Призрачный воин — Радемес — медленно повертел головой, скрипя шейными позвонками, и оценивающе взглянул на Коготь Тьмы, всё ещё зажатый в его костлявой ладони. Потом взгляд, полный холодного презрения и древней усталости, упал на Ворона.
— Тот, что притворяется одним из наследников… Зачем ты явился в моё узилище? — Голос был подобен скрипу камня по камню, но в нём слышалась власть. Конечно, он говорил на одном из наречий древнего языка, но Ворон уже научился ухватывать его суть, хотя некоторые образные сравнения и многозначности всё ещё были выше его понимания.
Впрочем, долгий диалог от него не требовался. Прежде чем Ворон смог открыть рот, он почувствовал, как внутри него что-то закручивается и выплёскивается из центра его груди, словно через воронку, как уже бывало неоднократно. Кхардимон покинул его тело, материализовавшись рядом, и два призрака уставились друг на друга в гробовой тишине зала. Радемес нарушил молчание первым.
— Дядя? — в его голосе прозвучало нечто, отдалённо напоминающее иронию. — Неужели явился завершить начатое? Тогда у меня для тебя плохие новости. Коготь нисколько не ослабел за прошедшие дни.
— Дни? — Кхардимон словно выплюнул это слово и едва заметно вскинул бровь, его дымчатые черты его лица исказила усмешка. — Ты хотел сказать — столетия?
— Для таких, как мы, это не имеет значения, — пожал призрачными плечами бывший глава культистов Белиара. Его прозрачный доспех слабо мерцал, повторяя движение. Остатки настоящей брони уже давно истлели, и лишь груда истлевших обломков на алтаре и рядом с ним напоминала, что скелет когда-то был настоящим воином. Только кости почему-то выдержали испытание временем.
— Отдай меч моему ученику, — голос Кхардимона стал стальным, лишённым всяких оттенков. — И можешь катиться на все четыре стороны. Твоя служба окончена. Тюремщик больше не нужен.
— Ты хотел сказать заключённый? — Кхардимон никак не прокомментировал это возражение, и Радемес, не дождавшись реакции, продолжил, — Но даже если ты прав, то меч — не единственное, что меня удерживает, — Радемес медленно поднял Коготь, и тёмно-багровые прожилки на клинке вспыхнули, как раскалённые угли. — Есть ещё ваша с отцом волшба. Вы предали меня, запечатали здесь вместе с этим… символом нашей самонадеянности.
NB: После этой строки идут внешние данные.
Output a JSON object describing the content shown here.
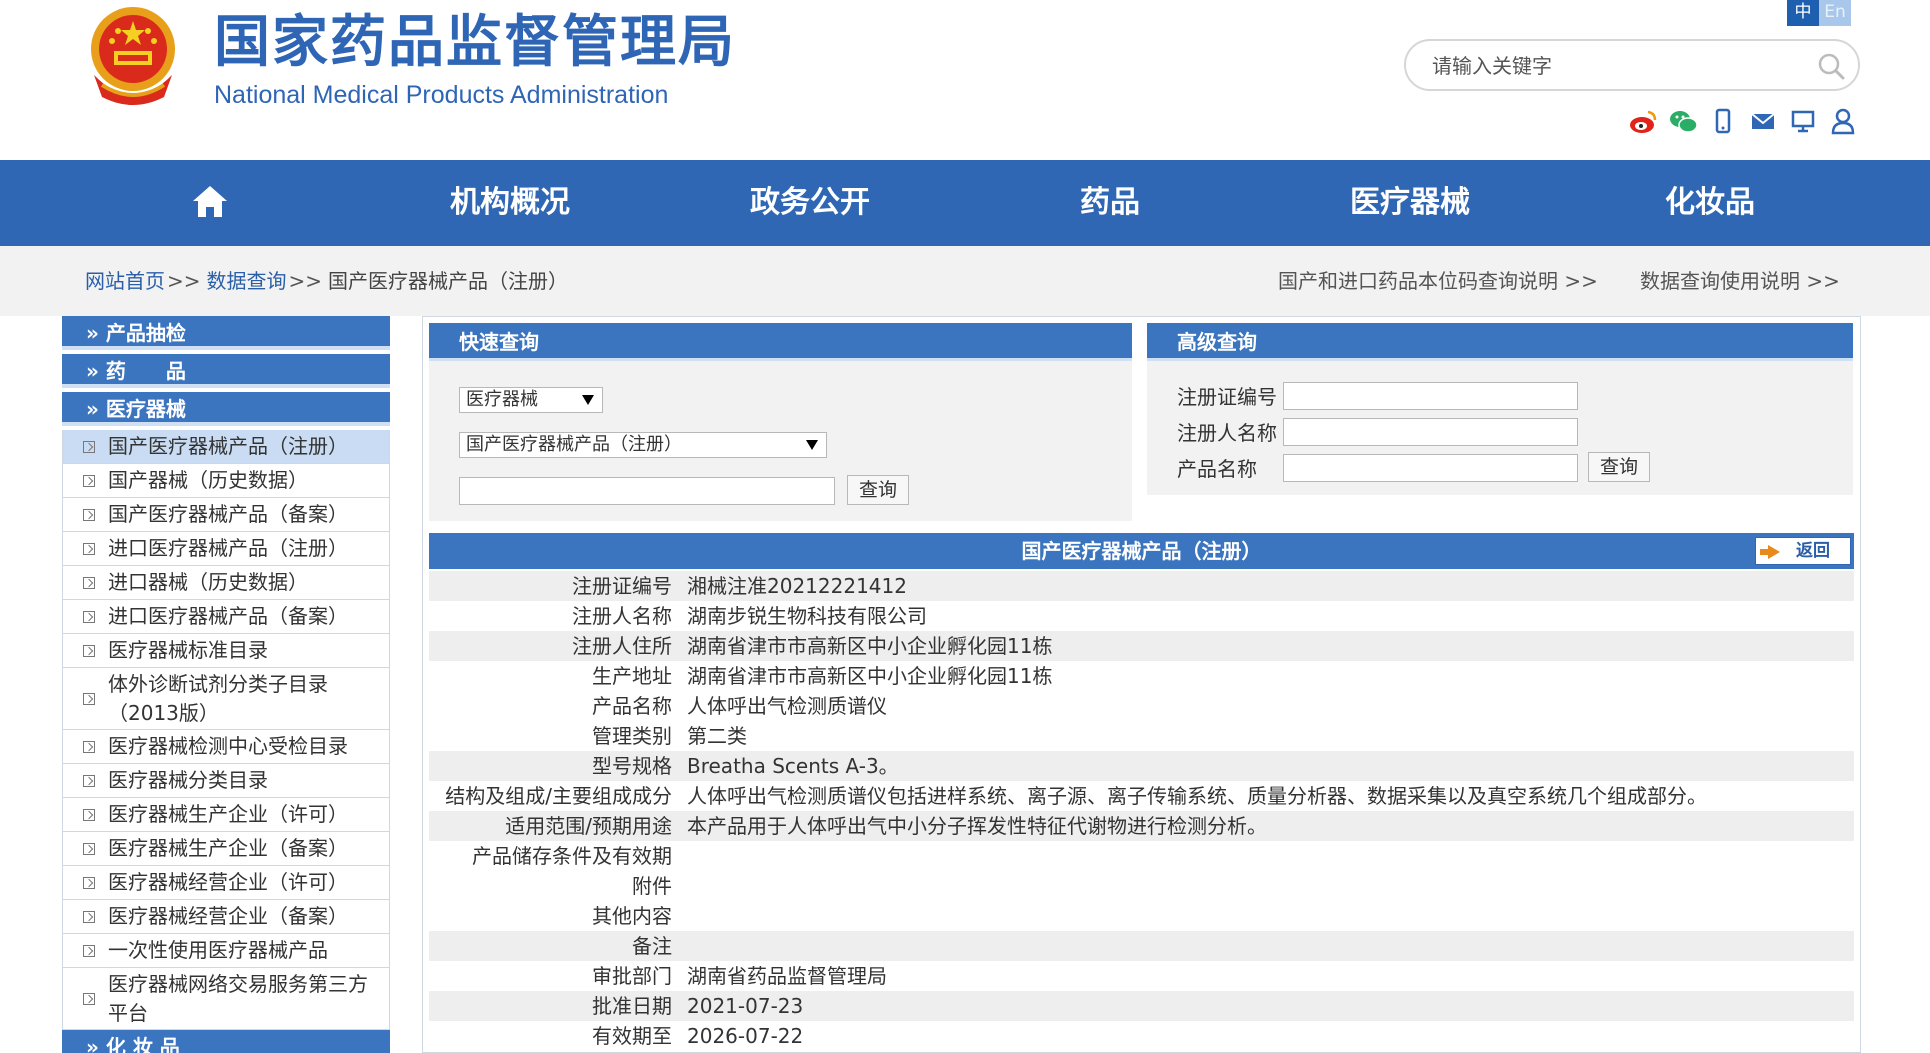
{
  "header": {
    "title_cn": "国家药品监督管理局",
    "title_en": "National Medical Products Administration",
    "lang_zh": "中",
    "lang_en": "En",
    "search_placeholder": "请输入关键字",
    "social_icons": [
      "weibo-icon",
      "wechat-icon",
      "mobile-icon",
      "mail-icon",
      "monitor-icon",
      "user-icon"
    ]
  },
  "nav": {
    "items": [
      "机构概况",
      "政务公开",
      "药品",
      "医疗器械",
      "化妆品"
    ]
  },
  "breadcrumb": {
    "home": "网站首页",
    "data": "数据查询",
    "current": "国产医疗器械产品（注册）",
    "sep": ">>",
    "right1": "国产和进口药品本位码查询说明 >>",
    "right2": "数据查询使用说明 >>"
  },
  "sidebar": {
    "heads": [
      "» 产品抽检",
      "» 药　　品",
      "» 医疗器械"
    ],
    "items": [
      "国产医疗器械产品（注册）",
      "国产器械（历史数据）",
      "国产医疗器械产品（备案）",
      "进口医疗器械产品（注册）",
      "进口器械（历史数据）",
      "进口医疗器械产品（备案）",
      "医疗器械标准目录",
      "体外诊断试剂分类子目录（2013版）",
      "医疗器械检测中心受检目录",
      "医疗器械分类目录",
      "医疗器械生产企业（许可）",
      "医疗器械生产企业（备案）",
      "医疗器械经营企业（许可）",
      "医疗器械经营企业（备案）",
      "一次性使用医疗器械产品",
      "医疗器械网络交易服务第三方平台"
    ],
    "bottom_head": "» 化 妆 品"
  },
  "quick": {
    "title": "快速查询",
    "select1": "医疗器械",
    "select2": "国产医疗器械产品（注册）",
    "button": "查询"
  },
  "advanced": {
    "title": "高级查询",
    "label1": "注册证编号",
    "label2": "注册人名称",
    "label3": "产品名称",
    "button": "查询"
  },
  "detail": {
    "title": "国产医疗器械产品（注册）",
    "back": "返回",
    "rows": [
      {
        "k": "注册证编号",
        "v": "湘械注准20212221412"
      },
      {
        "k": "注册人名称",
        "v": "湖南步锐生物科技有限公司"
      },
      {
        "k": "注册人住所",
        "v": "湖南省津市市高新区中小企业孵化园11栋"
      },
      {
        "k": "生产地址",
        "v": "湖南省津市市高新区中小企业孵化园11栋"
      },
      {
        "k": "产品名称",
        "v": "人体呼出气检测质谱仪"
      },
      {
        "k": "管理类别",
        "v": "第二类"
      },
      {
        "k": "型号规格",
        "v": "Breatha Scents A-3。"
      },
      {
        "k": "结构及组成/主要组成成分",
        "v": "人体呼出气检测质谱仪包括进样系统、离子源、离子传输系统、质量分析器、数据采集以及真空系统几个组成部分。"
      },
      {
        "k": "适用范围/预期用途",
        "v": "本产品用于人体呼出气中小分子挥发性特征代谢物进行检测分析。"
      },
      {
        "k": "产品储存条件及有效期",
        "v": ""
      },
      {
        "k": "附件",
        "v": ""
      },
      {
        "k": "其他内容",
        "v": ""
      },
      {
        "k": "备注",
        "v": ""
      },
      {
        "k": "审批部门",
        "v": "湖南省药品监督管理局"
      },
      {
        "k": "批准日期",
        "v": "2021-07-23"
      },
      {
        "k": "有效期至",
        "v": "2026-07-22"
      }
    ]
  }
}
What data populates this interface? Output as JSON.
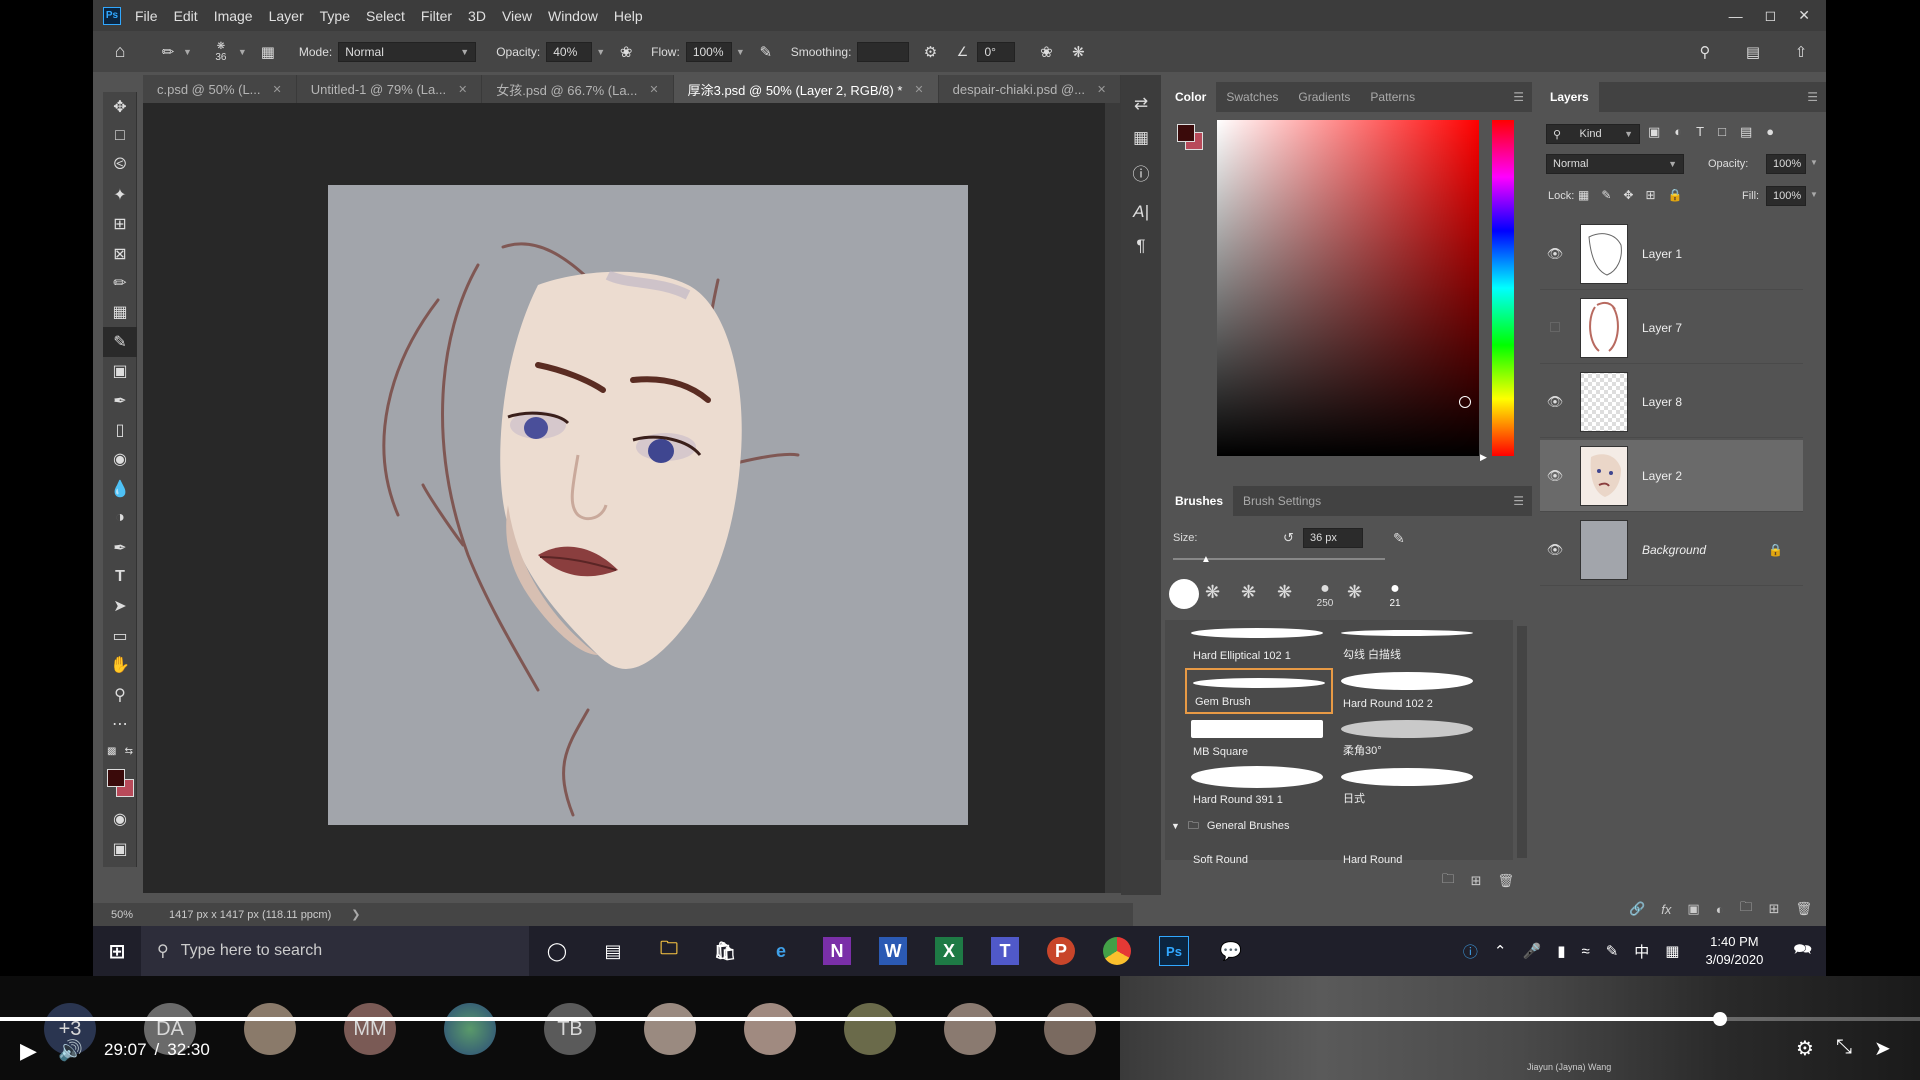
{
  "app": {
    "logo": "Ps",
    "menus": [
      "File",
      "Edit",
      "Image",
      "Layer",
      "Type",
      "Select",
      "Filter",
      "3D",
      "View",
      "Window",
      "Help"
    ]
  },
  "options": {
    "brush_size": "36",
    "mode_label": "Mode:",
    "mode_value": "Normal",
    "opacity_label": "Opacity:",
    "opacity_value": "40%",
    "flow_label": "Flow:",
    "flow_value": "100%",
    "smoothing_label": "Smoothing:",
    "smoothing_value": "",
    "angle_value": "0°"
  },
  "tabs": [
    {
      "label": "c.psd @ 50% (L...",
      "active": false
    },
    {
      "label": "Untitled-1 @ 79% (La...",
      "active": false
    },
    {
      "label": "女孩.psd @ 66.7% (La...",
      "active": false
    },
    {
      "label": "厚涂3.psd @ 50% (Layer 2, RGB/8) *",
      "active": true
    },
    {
      "label": "despair-chiaki.psd @...",
      "active": false
    }
  ],
  "status": {
    "zoom": "50%",
    "doc_info": "1417 px x 1417 px (118.11 ppcm)"
  },
  "color_panel": {
    "tabs": [
      "Color",
      "Swatches",
      "Gradients",
      "Patterns"
    ],
    "foreground": "#3a0a0a",
    "background": "#b84a5a"
  },
  "brushes_panel": {
    "tabs": [
      "Brushes",
      "Brush Settings"
    ],
    "size_label": "Size:",
    "size_value": "36 px",
    "preset_sizes": [
      "250",
      "21"
    ],
    "brushes": [
      {
        "name": "Hard Elliptical 102 1"
      },
      {
        "name": "勾线 白描线"
      },
      {
        "name": "Gem Brush",
        "selected": true
      },
      {
        "name": "Hard Round 102 2"
      },
      {
        "name": "MB Square"
      },
      {
        "name": "柔角30°"
      },
      {
        "name": "Hard Round 391 1"
      },
      {
        "name": "日式"
      }
    ],
    "group_name": "General Brushes",
    "group_brushes": [
      {
        "name": "Soft Round"
      },
      {
        "name": "Hard Round"
      }
    ]
  },
  "layers_panel": {
    "title": "Layers",
    "filter_label": "Kind",
    "blend_mode": "Normal",
    "opacity_label": "Opacity:",
    "opacity_value": "100%",
    "lock_label": "Lock:",
    "fill_label": "Fill:",
    "fill_value": "100%",
    "layers": [
      {
        "name": "Layer 1",
        "visible": true,
        "selected": false
      },
      {
        "name": "Layer 7",
        "visible": false,
        "selected": false
      },
      {
        "name": "Layer 8",
        "visible": true,
        "selected": false
      },
      {
        "name": "Layer 2",
        "visible": true,
        "selected": true
      },
      {
        "name": "Background",
        "visible": true,
        "selected": false,
        "locked": true
      }
    ]
  },
  "taskbar": {
    "search_placeholder": "Type here to search",
    "time": "1:40 PM",
    "date": "3/09/2020",
    "ime": "中"
  },
  "video": {
    "current_time": "29:07",
    "separator": "/",
    "total_time": "32:30",
    "progress": 0.896,
    "participants": [
      "+3",
      "DA",
      "",
      "MM",
      "",
      "TB",
      "",
      "",
      "",
      "",
      ""
    ],
    "speaker_name": "Jiayun (Jayna) Wang"
  }
}
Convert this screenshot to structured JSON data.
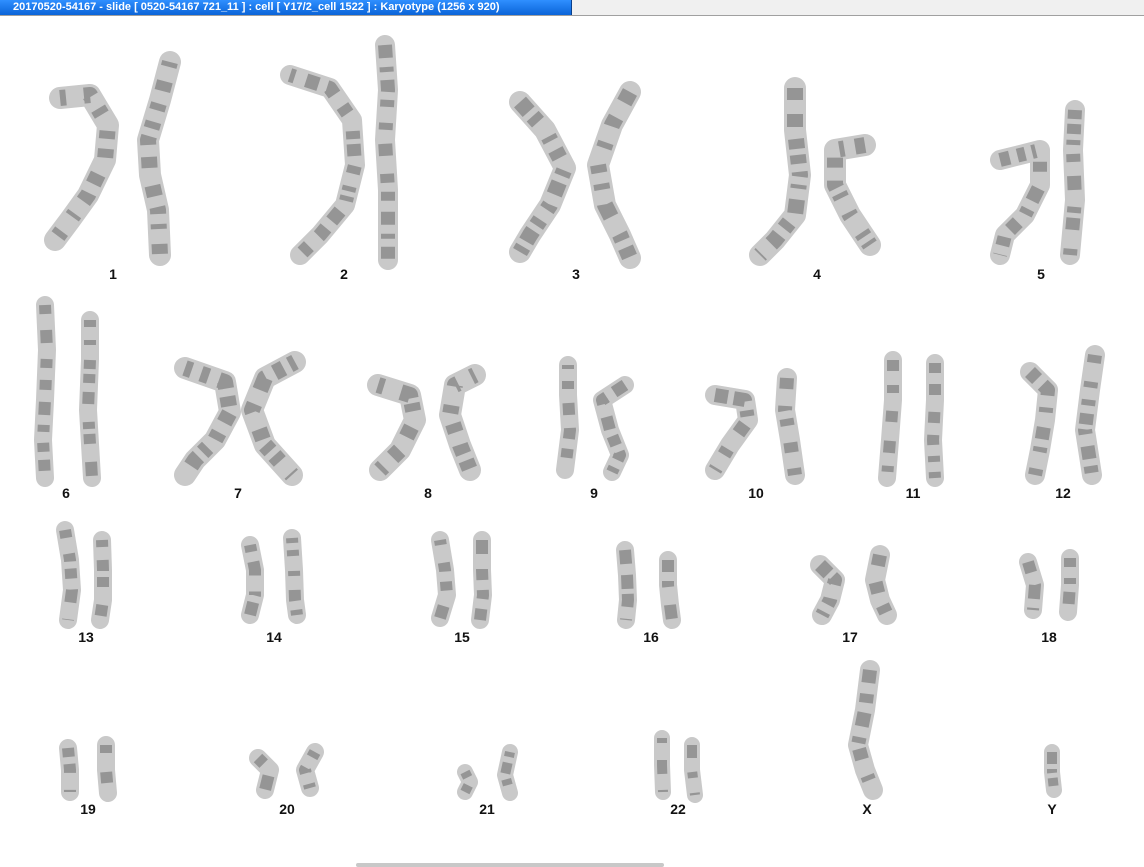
{
  "window": {
    "title": "20170520-54167 - slide [ 0520-54167 721_11 ] : cell [ Y17/2_cell 1522 ] : Karyotype  (1256 x 920)"
  },
  "karyotype": {
    "labels": [
      "1",
      "2",
      "3",
      "4",
      "5",
      "6",
      "7",
      "8",
      "9",
      "10",
      "11",
      "12",
      "13",
      "14",
      "15",
      "16",
      "17",
      "18",
      "19",
      "20",
      "21",
      "22",
      "X",
      "Y"
    ]
  },
  "colors": {
    "chromosome_fill": "#c9c9c9",
    "band_dark": "#6a6a6a",
    "title_bar": "#0a64d8"
  }
}
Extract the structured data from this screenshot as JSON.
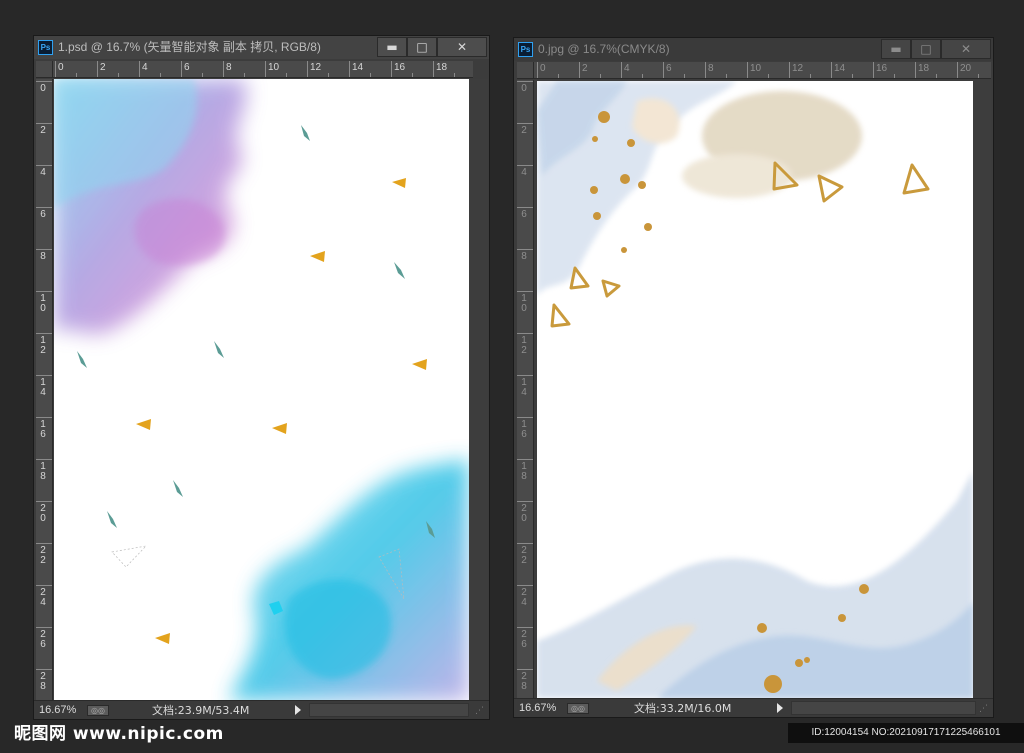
{
  "windows": [
    {
      "title": "1.psd @ 16.7% (矢量智能对象 副本 拷贝, RGB/8)",
      "app_icon": "Ps",
      "active": true,
      "buttons": {
        "minimize": "▬",
        "maximize": "□",
        "close": "✕"
      },
      "ruler_h": [
        "0",
        "2",
        "4",
        "6",
        "8",
        "10",
        "12",
        "14",
        "16",
        "18"
      ],
      "ruler_v": [
        "0",
        "2",
        "4",
        "6",
        "8",
        "1 0",
        "1 2",
        "1 4",
        "1 6",
        "1 8",
        "2 0",
        "2 2",
        "2 4",
        "2 6",
        "2 8"
      ],
      "status": {
        "zoom": "16.67%",
        "doc_info": "文档:23.9M/53.4M"
      }
    },
    {
      "title": "0.jpg @ 16.7%(CMYK/8)",
      "app_icon": "Ps",
      "active": false,
      "buttons": {
        "minimize": "▬",
        "maximize": "□",
        "close": "✕"
      },
      "ruler_h": [
        "0",
        "2",
        "4",
        "6",
        "8",
        "10",
        "12",
        "14",
        "16",
        "18",
        "20"
      ],
      "ruler_v": [
        "0",
        "2",
        "4",
        "6",
        "8",
        "1 0",
        "1 2",
        "1 4",
        "1 6",
        "1 8",
        "2 0",
        "2 2",
        "2 4",
        "2 6",
        "2 8"
      ],
      "status": {
        "zoom": "16.67%",
        "doc_info": "文档:33.2M/16.0M"
      }
    }
  ],
  "watermark": {
    "site": "昵图网 www.nipic.com",
    "id_text": "ID:12004154 NO:20210917171225466101"
  },
  "colors": {
    "panel_bg": "#282828",
    "accent_orange": "#e3a31d",
    "teal_shard": "#5b9c95",
    "gold": "#c99a3c",
    "watercolor_blue": "#35c6e6",
    "watercolor_purple": "#c98bd6"
  }
}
И хотя мне уже нет до этого дела, помощи не дождётесь. Я — лишь половина дуэта. И если я хотя бы готов был говорить… — он кивнул на клинок, — …то Он уже весь извёлся.
Коготь Белиара дрогнул в его руке, и вокруг оружия с сухим треском завихрились тонкие, ядовито-фиолетовые молнии. Воздух насытился озоном и гарью от сгорающей пыли.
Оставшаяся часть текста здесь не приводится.